As we drove away from the hospital compound to return to Huayacocotla, we passed a billboard advertising “Glamping Temazcal”. During our fieldwork, older people had described traditional postpartum care involving rest, special foods, and herbal baths in a temazcal (sweat lodge). A woman’s husband would build the temazcal and tend its fire, while midwives and grandmothers would prepare the herbal baths. Across many interviews and focus groups, people we spoke with said that since birth has moved into the hospital, the temazcal is not used postpartum anymore. And yet, this indigenous practice is made available to tourists.

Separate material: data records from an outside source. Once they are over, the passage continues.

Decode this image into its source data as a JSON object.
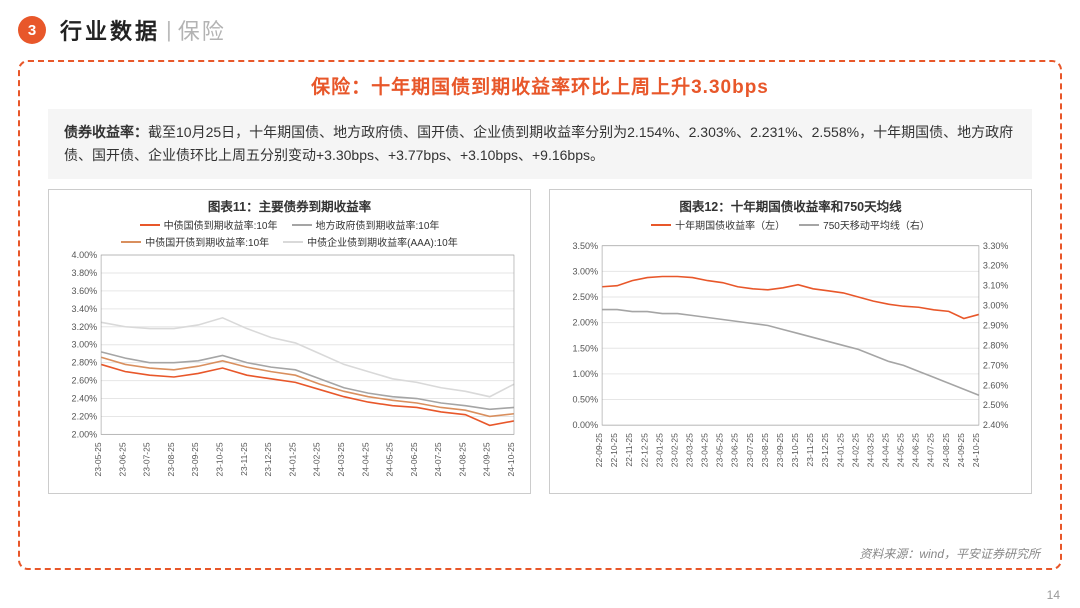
{
  "header": {
    "badge": "3",
    "title": "行业数据",
    "sub": "保险"
  },
  "panel_title": "保险：十年期国债到期收益率环比上周上升3.30bps",
  "description": "<b>债券收益率：</b>截至10月25日，十年期国债、地方政府债、国开债、企业债到期收益率分别为2.154%、2.303%、2.231%、2.558%，十年期国债、地方政府债、国开债、企业债环比上周五分别变动+3.30bps、+3.77bps、+3.10bps、+9.16bps。",
  "source": "资料来源：wind，平安证券研究所",
  "pagenum": "14",
  "chart1": {
    "title": "图表11：主要债券到期收益率",
    "legend": [
      {
        "label": "中债国债到期收益率:10年",
        "color": "#e8572a"
      },
      {
        "label": "地方政府债到期收益率:10年",
        "color": "#a5a5a5"
      },
      {
        "label": "中债国开债到期收益率:10年",
        "color": "#d98f5e"
      },
      {
        "label": "中债企业债到期收益率(AAA):10年",
        "color": "#d9d9d9"
      }
    ],
    "ylim": [
      2.0,
      4.0
    ],
    "ytick_step": 0.2,
    "yformat_pct": true,
    "xlabels": [
      "23-05-25",
      "23-06-25",
      "23-07-25",
      "23-08-25",
      "23-09-25",
      "23-10-25",
      "23-11-25",
      "23-12-25",
      "24-01-25",
      "24-02-25",
      "24-03-25",
      "24-04-25",
      "24-05-25",
      "24-06-25",
      "24-07-25",
      "24-08-25",
      "24-09-25",
      "24-10-25"
    ],
    "series": [
      {
        "color": "#d9d9d9",
        "width": 1.6,
        "values": [
          3.25,
          3.2,
          3.18,
          3.18,
          3.22,
          3.3,
          3.18,
          3.08,
          3.02,
          2.9,
          2.78,
          2.7,
          2.62,
          2.58,
          2.52,
          2.48,
          2.42,
          2.56
        ]
      },
      {
        "color": "#a5a5a5",
        "width": 1.6,
        "values": [
          2.92,
          2.85,
          2.8,
          2.8,
          2.82,
          2.88,
          2.8,
          2.75,
          2.72,
          2.62,
          2.52,
          2.46,
          2.42,
          2.4,
          2.35,
          2.32,
          2.28,
          2.3
        ]
      },
      {
        "color": "#d98f5e",
        "width": 1.6,
        "values": [
          2.86,
          2.78,
          2.74,
          2.72,
          2.76,
          2.82,
          2.75,
          2.7,
          2.66,
          2.56,
          2.48,
          2.42,
          2.38,
          2.35,
          2.3,
          2.27,
          2.2,
          2.23
        ]
      },
      {
        "color": "#e8572a",
        "width": 1.8,
        "values": [
          2.78,
          2.7,
          2.66,
          2.64,
          2.68,
          2.74,
          2.66,
          2.62,
          2.58,
          2.5,
          2.42,
          2.36,
          2.32,
          2.3,
          2.25,
          2.22,
          2.1,
          2.15
        ]
      }
    ],
    "grid_color": "#e6e6e6",
    "bg": "#ffffff"
  },
  "chart2": {
    "title": "图表12：十年期国债收益率和750天均线",
    "legend": [
      {
        "label": "十年期国债收益率（左）",
        "color": "#e8572a"
      },
      {
        "label": "750天移动平均线（右）",
        "color": "#a5a5a5"
      }
    ],
    "ylim_left": [
      0.0,
      3.5
    ],
    "ytick_left_step": 0.5,
    "ylim_right": [
      2.4,
      3.3
    ],
    "ytick_right_step": 0.1,
    "yformat_pct": true,
    "xlabels": [
      "22-09-25",
      "22-10-25",
      "22-11-25",
      "22-12-25",
      "23-01-25",
      "23-02-25",
      "23-03-25",
      "23-04-25",
      "23-05-25",
      "23-06-25",
      "23-07-25",
      "23-08-25",
      "23-09-25",
      "23-10-25",
      "23-11-25",
      "23-12-25",
      "24-01-25",
      "24-02-25",
      "24-03-25",
      "24-04-25",
      "24-05-25",
      "24-06-25",
      "24-07-25",
      "24-08-25",
      "24-09-25",
      "24-10-25"
    ],
    "series_left": {
      "color": "#e8572a",
      "width": 1.8,
      "values": [
        2.7,
        2.72,
        2.82,
        2.88,
        2.9,
        2.9,
        2.88,
        2.82,
        2.78,
        2.7,
        2.66,
        2.64,
        2.68,
        2.74,
        2.66,
        2.62,
        2.58,
        2.5,
        2.42,
        2.36,
        2.32,
        2.3,
        2.25,
        2.22,
        2.08,
        2.16
      ]
    },
    "series_right": {
      "color": "#a5a5a5",
      "width": 1.6,
      "values": [
        2.98,
        2.98,
        2.97,
        2.97,
        2.96,
        2.96,
        2.95,
        2.94,
        2.93,
        2.92,
        2.91,
        2.9,
        2.88,
        2.86,
        2.84,
        2.82,
        2.8,
        2.78,
        2.75,
        2.72,
        2.7,
        2.67,
        2.64,
        2.61,
        2.58,
        2.55
      ]
    },
    "grid_color": "#e6e6e6",
    "bg": "#ffffff"
  }
}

Later that afternoon, the research team met to plan our next steps. We mapped out a vision for hosting a community gathering later this year, where midwives and other traditional healers can come together to share knowledge with each other and their communities. There are plans to build a temazcal onsite, a gesture of cultural reclamation and community care. We are working on a report to support the radio station’s advocacy with regional health policymakers as well as an academic article. As we move from the information-gathering phase of the project to a more action-oriented one, I remain profoundly grateful for the opportunity to continue to partner with my Radio Huaya teammates as they live out their mission to accompany families in the Sierra.